Distressed cities balking on bills, contracts

By   /   September 3, 2010  /   News  /   No Comments

U.S. cities facing rising debt, pension payments and budget holes, are taking extraordinary measures to maintain solvency, including selling assets, defaulting on payments and re-negotiating union contracts.

By Jonathan Miltimore
Facing declining revenues and mounting red ink, cities around the country are taking unusual steps to maintain solvency, including selling assets, skipping payments, and re-negotiating contracts.
Harrisburg, Pa., made headlines this week when officials announced the city is defaulting on a forthcoming $3.29 million bond payment, a rare move that could shake confidence in the $2.8 trillion municipal bond market.  
“The city has a $4.5 million deficit,” said Chuck Ardo, communications director. “The choice had to made between providing essential services or making a bond payment.”
Harrisburg is hardly alone. The Government Accountability Office estimates cities face roughly a $30 billion operating budget gap in 2011, which they are scrambling to close.
City council members in Miami, facing a $100 million budget shortfall and 13.5 percent unemployment, voted this week to adopt emergency powers to slash the wages and benefits of public workers, which account for 90 percent of city expenses, according to city officials.
“The circumstances facing the city constitute a financial urgency,” said Michael Mattimore, an attorney hired by the city.   
The Miami police union has since filed suit.   
Miami city officials presented a flow chart Tuesday showing a 52-year-old city worker with 30 years' experience could collect a lump sum of $832,000 at retirement and an annual pension of $92,000.
Mattimore called the financial situation “unsustainable,” and city officials appear determined to avoid a scenario like that which is currently happening in Pittsburgh, where the city is completing a $300 million sale of its parking garage and meters to prevent the state from seizing control of its pension funds.
Contributions went under funded so long its official funding ratio is down to 27 percent, according to city officials.
 “This is a severe crisis,” said press secretary Joanna Doven. “It was not our wish to take this course of action.”
The city is considering seven bids from prospective buyers, city officials said. If the top proposals, which are due September 15, fall within 10 percent of each other the sale will be determined by a best-and-final-offer.   
If the sale is completed, the official funding ratio of Pittsburgh pensions is estimated to climb to slightly more than 50 percent — still well below the 80 percent recommended by actuaries but high enough to prevent a state takeover.
Pittsburgh, which has not accumulated debt the last four years, is paying the price of creative book-keeping from previous administrations, city officials say, which used anticipated rates of return as high as 10 percent on pension assets in the 1990s to lower annual contributions.
The contributions the city did make often were financed by floating pension bonds, policy analysts say, a high-risk maneuver which gambles investment returns outpace bond interest payments.  
 “They wanted to deal with the problem down the road,” said Eric Montarti, Senior Policy Analyst at the Allegheny Institute for Public Policy. “Instead they took on the debt, but didn’t solve the problem; the funding ratio never got more than a temporary bump.”
As a result Pittsburgh faces yearly $80 million debt payments in addition to its unfunded retirement obligations, which currently amount to about $50 million per year, according to city officials, and will rise to $80 million if the state assumes control of the its pension.
“We have a $430 million budget,” Doven said. “You can see that doesn’t leave us a lot of room.”
Floating pension bonds was a tactic also employed by Harrisburg.
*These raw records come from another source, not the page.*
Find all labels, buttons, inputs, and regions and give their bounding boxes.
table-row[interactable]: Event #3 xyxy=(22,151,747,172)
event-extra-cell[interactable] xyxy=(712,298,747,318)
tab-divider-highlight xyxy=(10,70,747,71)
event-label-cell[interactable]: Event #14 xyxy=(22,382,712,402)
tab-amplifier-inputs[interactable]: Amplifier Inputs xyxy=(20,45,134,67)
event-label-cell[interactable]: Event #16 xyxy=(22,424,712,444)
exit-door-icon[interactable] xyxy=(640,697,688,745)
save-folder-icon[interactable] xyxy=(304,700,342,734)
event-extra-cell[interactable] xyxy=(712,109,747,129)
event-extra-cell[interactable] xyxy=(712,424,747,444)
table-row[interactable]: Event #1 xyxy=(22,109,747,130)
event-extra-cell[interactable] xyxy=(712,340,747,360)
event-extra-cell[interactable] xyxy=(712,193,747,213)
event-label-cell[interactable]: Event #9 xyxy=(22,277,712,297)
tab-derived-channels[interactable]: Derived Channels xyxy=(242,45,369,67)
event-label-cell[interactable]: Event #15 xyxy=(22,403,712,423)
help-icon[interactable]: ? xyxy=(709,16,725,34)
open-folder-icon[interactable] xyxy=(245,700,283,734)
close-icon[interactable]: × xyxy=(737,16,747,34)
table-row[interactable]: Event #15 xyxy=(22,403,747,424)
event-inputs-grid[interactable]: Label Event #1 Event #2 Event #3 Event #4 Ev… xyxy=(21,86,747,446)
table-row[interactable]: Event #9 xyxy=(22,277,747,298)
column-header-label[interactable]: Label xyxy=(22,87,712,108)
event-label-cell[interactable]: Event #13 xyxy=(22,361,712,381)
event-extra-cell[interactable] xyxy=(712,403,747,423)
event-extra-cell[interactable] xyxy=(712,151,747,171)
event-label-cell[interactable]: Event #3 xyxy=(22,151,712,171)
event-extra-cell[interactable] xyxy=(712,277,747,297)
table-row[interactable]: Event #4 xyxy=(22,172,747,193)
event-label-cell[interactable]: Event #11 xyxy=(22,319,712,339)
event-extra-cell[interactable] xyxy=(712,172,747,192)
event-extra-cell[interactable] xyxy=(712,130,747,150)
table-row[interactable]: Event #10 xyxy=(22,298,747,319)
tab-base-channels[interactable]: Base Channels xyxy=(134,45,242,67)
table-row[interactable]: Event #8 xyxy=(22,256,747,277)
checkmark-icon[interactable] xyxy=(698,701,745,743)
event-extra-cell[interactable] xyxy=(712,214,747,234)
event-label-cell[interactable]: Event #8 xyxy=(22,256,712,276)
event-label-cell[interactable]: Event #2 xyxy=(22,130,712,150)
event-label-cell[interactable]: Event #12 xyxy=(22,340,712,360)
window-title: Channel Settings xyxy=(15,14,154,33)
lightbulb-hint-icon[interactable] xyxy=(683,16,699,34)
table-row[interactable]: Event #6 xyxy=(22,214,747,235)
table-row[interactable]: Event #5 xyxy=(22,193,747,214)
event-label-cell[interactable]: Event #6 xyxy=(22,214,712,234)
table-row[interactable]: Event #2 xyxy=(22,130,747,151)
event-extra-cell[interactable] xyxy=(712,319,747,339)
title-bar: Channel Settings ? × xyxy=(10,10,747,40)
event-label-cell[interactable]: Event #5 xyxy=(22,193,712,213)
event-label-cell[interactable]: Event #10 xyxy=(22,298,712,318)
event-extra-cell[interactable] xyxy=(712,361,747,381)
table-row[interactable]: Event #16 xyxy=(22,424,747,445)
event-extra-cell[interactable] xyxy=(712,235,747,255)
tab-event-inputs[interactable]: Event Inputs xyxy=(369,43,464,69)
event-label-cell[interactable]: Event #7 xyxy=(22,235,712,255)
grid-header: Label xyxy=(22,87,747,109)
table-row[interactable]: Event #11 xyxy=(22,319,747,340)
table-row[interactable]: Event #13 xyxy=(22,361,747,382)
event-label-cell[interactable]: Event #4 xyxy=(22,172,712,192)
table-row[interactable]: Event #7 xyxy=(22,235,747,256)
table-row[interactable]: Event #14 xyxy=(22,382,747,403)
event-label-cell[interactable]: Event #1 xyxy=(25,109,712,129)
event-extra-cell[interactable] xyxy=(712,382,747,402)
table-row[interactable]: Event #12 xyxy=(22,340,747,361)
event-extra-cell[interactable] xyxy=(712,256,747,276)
Records show the city sold $35,734,416 in 1995 to account for unfunded accrued pension liabilities. While the city is still paying the debt off, the gamble appears to have worked out better for Harrisburg, whose books reveal a fully-funded pension system based on the city's actuarial assumptions.  
Efforts to address the immediate fiscal crises in both Harrisburg and Pittsburgh have been frustrated by state laws that leave them with less flexibility than most cities around the country.
Most taxes are set by the state, as are many benefits public employees receive. Officials in both cities expressed frustration over the lack of budgetary tools at their disposal.
“We certainly could use a few more arrows in the quiver; that would be helpful,” Ardo said.
Doven said Pittsburgh attempted to organize an effort to influence state lawmakers to allow more local flexibility but found “little legislative appetite” at the state capitol.  
Montarti agreed the state should allow cities more flexibility, but said cities have many tools at their disposal to lower costs, such as down-sizing, privatizing and lowering retirement costs by eliminating pension “spiking” and lucrative healthcare plans.
Some of these tools have been employed to varying degrees, while others have not, he said.
“There are many good minds that have made suggestions for what Pittsburgh and other cities can do to lower its costs,” Montarti said. “Unfortunately the problem in 2010 is not any better. It’s probably worse.”